Friday, November 22, 2019

A transactional extension to para

He said that for a sorcerer, the world of everyday life is not real, or out there, as we believe it is. For a sorcerer, reality, or the world as we all know, is only a description

-- Carlos Castaneda, Jurney to Ixtlan, The lessons of Don Juan.Washington Square Press 1972, page viii

Introduction

In a previous blog entry, Efficient processing of line based text, I described the program para. In the blog I described how processing time can be significantly reduced by using para to spread the load of processing lines from an input stream across multiple identical processes each processing one line at a time.

When running para on very large files where processing time is counted in days rather than minutes, it would be beneficial to be able to restart from a well known point should processing crash the middle instead of having to re-run from the beginning.

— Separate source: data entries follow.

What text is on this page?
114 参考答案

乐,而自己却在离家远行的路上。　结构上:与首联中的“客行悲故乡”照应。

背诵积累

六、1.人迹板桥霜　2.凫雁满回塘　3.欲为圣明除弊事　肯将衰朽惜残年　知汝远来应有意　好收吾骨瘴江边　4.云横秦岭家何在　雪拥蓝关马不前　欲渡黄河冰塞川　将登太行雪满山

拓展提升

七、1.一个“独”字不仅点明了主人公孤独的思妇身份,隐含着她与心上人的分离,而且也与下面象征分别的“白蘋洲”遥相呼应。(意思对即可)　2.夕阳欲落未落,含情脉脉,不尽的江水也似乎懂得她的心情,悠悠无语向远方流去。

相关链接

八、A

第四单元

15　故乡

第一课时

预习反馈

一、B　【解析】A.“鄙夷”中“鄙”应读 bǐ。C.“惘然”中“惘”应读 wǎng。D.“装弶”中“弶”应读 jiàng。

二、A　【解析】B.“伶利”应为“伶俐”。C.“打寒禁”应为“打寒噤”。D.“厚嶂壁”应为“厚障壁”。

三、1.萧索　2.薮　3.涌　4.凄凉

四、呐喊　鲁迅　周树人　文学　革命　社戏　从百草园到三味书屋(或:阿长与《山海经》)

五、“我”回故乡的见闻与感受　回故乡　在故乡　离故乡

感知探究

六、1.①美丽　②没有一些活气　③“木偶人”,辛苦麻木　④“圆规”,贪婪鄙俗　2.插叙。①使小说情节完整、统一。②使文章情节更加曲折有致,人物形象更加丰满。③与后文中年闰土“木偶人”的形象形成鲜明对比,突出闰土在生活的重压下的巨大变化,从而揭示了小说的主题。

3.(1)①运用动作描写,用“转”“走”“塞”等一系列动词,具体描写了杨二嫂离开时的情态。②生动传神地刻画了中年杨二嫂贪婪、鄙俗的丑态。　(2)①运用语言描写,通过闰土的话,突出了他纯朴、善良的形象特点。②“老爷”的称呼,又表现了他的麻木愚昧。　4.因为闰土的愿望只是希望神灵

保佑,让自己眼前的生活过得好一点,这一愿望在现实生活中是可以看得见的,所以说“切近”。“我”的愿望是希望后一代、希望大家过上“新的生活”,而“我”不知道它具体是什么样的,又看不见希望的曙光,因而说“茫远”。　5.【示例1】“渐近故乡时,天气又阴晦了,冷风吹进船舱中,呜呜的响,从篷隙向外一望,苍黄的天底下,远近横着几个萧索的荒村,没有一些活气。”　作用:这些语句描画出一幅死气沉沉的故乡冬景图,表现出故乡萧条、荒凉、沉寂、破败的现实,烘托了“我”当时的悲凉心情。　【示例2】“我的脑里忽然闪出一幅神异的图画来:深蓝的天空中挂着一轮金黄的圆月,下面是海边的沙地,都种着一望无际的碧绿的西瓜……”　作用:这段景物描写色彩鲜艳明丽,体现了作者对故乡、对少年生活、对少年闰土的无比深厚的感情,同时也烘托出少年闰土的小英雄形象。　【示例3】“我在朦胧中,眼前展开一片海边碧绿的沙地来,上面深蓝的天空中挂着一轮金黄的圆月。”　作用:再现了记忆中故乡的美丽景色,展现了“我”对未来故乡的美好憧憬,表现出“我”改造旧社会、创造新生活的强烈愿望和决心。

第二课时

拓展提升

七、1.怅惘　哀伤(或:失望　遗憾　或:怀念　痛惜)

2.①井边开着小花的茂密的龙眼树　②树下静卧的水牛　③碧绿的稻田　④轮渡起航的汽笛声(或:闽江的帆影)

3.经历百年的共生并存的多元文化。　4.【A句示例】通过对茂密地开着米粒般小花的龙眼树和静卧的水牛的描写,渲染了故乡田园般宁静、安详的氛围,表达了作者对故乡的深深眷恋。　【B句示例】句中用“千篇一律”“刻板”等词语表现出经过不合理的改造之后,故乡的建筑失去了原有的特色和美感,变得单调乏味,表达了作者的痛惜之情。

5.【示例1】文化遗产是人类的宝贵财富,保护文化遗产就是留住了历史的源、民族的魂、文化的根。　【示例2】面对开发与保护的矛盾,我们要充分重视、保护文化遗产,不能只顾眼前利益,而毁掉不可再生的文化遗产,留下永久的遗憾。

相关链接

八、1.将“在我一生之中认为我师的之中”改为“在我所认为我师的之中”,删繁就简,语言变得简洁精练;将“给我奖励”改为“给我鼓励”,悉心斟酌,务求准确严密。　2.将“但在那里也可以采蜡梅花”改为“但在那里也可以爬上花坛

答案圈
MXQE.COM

In this blog entry I describe in a very short overview an extension to para that supports a simple form of transactions that allows recovery from crashes in a safe and predicable way. More detailed documentation can be found in the github README file

Transactions in para

Transactions in para are committed every N lines where N is specified as a command line parameter. When a transaction is committed a transaction log is written to a file on disk. A transaction log is either new or replaces the previous transaction log, In either case, the log is created atomically.

If a transaction log exist and para is started in recovery mode, para will read the transaction log and adjust it's processing based on the information in the log. For example, say the transaction log contains the following information:

  • #lines committed: 10
  • position in output file: 1038

When para recovers it will skip the first 10 lines and seek to position 1038 in the output stream (if the stream corresponds to a file) and then continue normal processing.

Examples

To check if para will attempt to recover from a stored transaction-log the following command can be executed:

$ para -r

para will output something like:

recovery info --> #lines-committed: 1100, outfile-pos: 133664

Say we have input.txt:


1
2
3
4
5

and an executable exe.bash:

while read line; do
  echo $line 
  sleep 1
done

and we execute (-R is recovery and -C 2 enables transactions every 2 lines):

$>para para -v -i input.txt -o output.out -R -C 2  -- 1 ./exe.bash

the output.txt is then:

1
2
3
4
5

Now, if we execute the same command but hit ^C after seeing the message:

info: committing at 2 lines...

The output is now:

1
2

or possibly:

1
2
3

and the file: .para.txnlog contains (using od -x .para.txnlog):

0000000 0002 0000 0000 0000 0004 0000 0000 0000
0000020

We can view the transaction log by executing:

$para -r

para informs that 2 lines were committed and output in recovery mode starts at position 4 in the output file:

recovery info --> #lines-committed: 2, outfile-pos: 4

Now we can restart para:

$>para para -v -i input.txt -o output.out -R -C 2 -- 1 ./exe.bash

para now writes:

info: skipping first: 2 lines in recovery mode, outfilepos: 4 ...
info: positioning to offset: 4 in output stream
info: committing at 4 lines ...
debug: #timers in queue: 1 (expected: 1 HEARTBEAT timer)
info: committing at 5 lines ...
debug: closing files ...
debug: waiting for child processes ...
debug: cleaning up memory ...
debug: ... cleanup done

We see that para skips 2 lines in the input file and positions at file position 4 in the output file before starting to process. The output file is now:

1
2
3
4
5